8 responses

  1. Charlie
    April 13, 2011

    How do you reconcile this statement, “Someone who previously invented the same thing and is using the idea in secret can actually be liable for infringing the patent granted to the second inventor.” With 35 USC 102 “A person shall be entitled to a patent unless – the invention was known OR USED by others in this country, … , before the invention thereof by the applicant for patent…”???

    Reply

    • Stephan Kinsella
      April 13, 2011

      Patent law is not intuitive. It is arcane. (No offense, libertarian IP proponents)

      “How do you reconcile this statement, “Someone who previously invented the same thing and is using the idea in secret can actually be liable for infringing the patent granted to the second inventor.” With 35 USC 102 “A person shall be entitled to a patent unless – the invention was known OR USED by others in this country, … , before the invention thereof by the applicant for patent…”???

      Because the “or used” part has been interpreted to mean a “public” use. If you sell a device that is novel, then the use is public.
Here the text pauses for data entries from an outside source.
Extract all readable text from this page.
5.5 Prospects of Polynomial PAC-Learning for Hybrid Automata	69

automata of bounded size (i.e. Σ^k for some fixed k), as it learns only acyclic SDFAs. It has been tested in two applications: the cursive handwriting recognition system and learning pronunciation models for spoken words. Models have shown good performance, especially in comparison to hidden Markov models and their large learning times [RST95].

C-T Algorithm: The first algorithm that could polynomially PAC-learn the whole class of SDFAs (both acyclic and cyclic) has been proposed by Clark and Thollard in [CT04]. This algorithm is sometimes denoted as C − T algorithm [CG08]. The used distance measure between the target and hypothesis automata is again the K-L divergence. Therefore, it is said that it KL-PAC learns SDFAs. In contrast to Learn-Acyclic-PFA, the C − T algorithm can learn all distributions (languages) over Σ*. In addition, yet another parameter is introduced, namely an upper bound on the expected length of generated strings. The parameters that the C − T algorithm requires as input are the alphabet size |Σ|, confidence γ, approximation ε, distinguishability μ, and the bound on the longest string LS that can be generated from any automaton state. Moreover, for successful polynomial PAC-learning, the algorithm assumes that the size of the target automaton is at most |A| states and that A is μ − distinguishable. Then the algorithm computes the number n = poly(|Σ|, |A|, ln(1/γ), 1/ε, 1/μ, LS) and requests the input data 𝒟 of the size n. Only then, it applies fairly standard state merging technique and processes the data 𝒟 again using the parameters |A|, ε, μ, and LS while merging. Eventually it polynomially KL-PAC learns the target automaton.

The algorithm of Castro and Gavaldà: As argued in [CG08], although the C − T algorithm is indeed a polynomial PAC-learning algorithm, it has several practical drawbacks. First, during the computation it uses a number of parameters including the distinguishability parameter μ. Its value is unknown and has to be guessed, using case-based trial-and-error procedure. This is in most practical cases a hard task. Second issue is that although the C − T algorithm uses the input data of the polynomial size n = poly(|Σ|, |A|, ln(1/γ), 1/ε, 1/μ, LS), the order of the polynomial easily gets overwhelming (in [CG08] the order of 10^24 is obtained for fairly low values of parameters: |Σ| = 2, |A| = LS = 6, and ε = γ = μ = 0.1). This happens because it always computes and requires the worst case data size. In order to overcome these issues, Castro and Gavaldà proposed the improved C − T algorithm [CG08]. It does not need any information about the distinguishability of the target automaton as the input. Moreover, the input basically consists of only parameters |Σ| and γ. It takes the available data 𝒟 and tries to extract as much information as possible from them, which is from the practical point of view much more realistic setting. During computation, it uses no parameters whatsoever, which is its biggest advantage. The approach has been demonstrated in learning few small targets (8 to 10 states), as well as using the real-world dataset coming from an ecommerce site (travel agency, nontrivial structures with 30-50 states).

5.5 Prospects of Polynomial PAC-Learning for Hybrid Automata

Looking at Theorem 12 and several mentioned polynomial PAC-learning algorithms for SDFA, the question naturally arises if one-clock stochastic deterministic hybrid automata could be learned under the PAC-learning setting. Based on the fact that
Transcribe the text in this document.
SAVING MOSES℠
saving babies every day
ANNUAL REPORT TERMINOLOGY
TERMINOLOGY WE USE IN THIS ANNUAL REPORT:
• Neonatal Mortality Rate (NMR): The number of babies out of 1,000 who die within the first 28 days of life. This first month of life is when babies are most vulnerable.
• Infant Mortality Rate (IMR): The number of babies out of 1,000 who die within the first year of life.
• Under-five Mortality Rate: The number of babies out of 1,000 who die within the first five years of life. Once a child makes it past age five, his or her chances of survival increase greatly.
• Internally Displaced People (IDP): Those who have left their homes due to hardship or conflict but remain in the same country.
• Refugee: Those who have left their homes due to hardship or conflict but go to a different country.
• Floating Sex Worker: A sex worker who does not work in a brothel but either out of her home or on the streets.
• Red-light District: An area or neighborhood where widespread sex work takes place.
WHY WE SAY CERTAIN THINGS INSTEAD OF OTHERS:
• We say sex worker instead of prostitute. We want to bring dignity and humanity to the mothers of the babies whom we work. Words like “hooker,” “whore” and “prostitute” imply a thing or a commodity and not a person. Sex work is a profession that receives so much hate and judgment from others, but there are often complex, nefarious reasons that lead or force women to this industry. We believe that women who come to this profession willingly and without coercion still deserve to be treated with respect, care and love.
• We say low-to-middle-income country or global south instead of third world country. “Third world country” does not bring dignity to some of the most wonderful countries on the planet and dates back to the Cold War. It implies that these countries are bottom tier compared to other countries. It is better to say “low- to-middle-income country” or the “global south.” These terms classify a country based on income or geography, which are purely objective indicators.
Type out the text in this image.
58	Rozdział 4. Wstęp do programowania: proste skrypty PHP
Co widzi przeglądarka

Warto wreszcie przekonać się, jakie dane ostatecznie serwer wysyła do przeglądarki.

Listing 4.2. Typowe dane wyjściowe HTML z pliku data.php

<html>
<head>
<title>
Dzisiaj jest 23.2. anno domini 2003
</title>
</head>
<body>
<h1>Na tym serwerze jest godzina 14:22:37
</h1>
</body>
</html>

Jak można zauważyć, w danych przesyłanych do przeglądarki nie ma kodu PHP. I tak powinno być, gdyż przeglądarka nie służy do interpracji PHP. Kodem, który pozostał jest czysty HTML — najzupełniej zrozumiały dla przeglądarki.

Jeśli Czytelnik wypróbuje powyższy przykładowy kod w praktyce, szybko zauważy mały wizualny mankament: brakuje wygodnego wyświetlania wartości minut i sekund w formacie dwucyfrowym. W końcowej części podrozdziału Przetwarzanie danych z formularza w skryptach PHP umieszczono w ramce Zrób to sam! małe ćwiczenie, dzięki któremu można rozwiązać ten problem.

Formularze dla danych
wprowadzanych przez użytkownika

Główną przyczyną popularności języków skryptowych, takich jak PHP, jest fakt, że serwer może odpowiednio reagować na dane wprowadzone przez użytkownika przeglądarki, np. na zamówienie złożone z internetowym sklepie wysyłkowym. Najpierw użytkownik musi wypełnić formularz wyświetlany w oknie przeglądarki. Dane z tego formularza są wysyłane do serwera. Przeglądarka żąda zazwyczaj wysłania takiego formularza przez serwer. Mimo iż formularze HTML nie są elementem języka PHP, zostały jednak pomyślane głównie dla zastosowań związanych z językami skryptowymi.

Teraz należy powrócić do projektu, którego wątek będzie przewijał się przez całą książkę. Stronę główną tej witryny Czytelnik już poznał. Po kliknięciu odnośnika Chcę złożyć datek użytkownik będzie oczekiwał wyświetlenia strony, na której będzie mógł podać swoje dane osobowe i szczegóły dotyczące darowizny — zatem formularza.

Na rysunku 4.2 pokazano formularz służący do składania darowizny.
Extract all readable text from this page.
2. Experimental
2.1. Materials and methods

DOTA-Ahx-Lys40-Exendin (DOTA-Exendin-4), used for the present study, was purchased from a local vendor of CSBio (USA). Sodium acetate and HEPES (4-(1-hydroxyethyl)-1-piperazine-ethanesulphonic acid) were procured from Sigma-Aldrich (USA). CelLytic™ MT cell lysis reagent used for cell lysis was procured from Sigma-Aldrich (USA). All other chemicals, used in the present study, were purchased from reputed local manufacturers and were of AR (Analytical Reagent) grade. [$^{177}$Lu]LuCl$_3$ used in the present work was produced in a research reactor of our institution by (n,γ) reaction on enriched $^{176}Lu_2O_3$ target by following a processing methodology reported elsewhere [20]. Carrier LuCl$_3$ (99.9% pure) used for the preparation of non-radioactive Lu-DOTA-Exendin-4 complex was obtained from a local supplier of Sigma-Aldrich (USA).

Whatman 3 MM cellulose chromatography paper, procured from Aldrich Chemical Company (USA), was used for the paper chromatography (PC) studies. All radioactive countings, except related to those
If you keep it secret and make something that is not itself novel–for example a novel, patentable process, or chemical-mixing nozzle–and use it to produce an ordinary chemical, but perhaps more efficiently (but not itself embodying the invention inherent in the technology that makes it), then selling that ordinary product does not make the underlying invention public.

      the law is confusing here but this is the way it is.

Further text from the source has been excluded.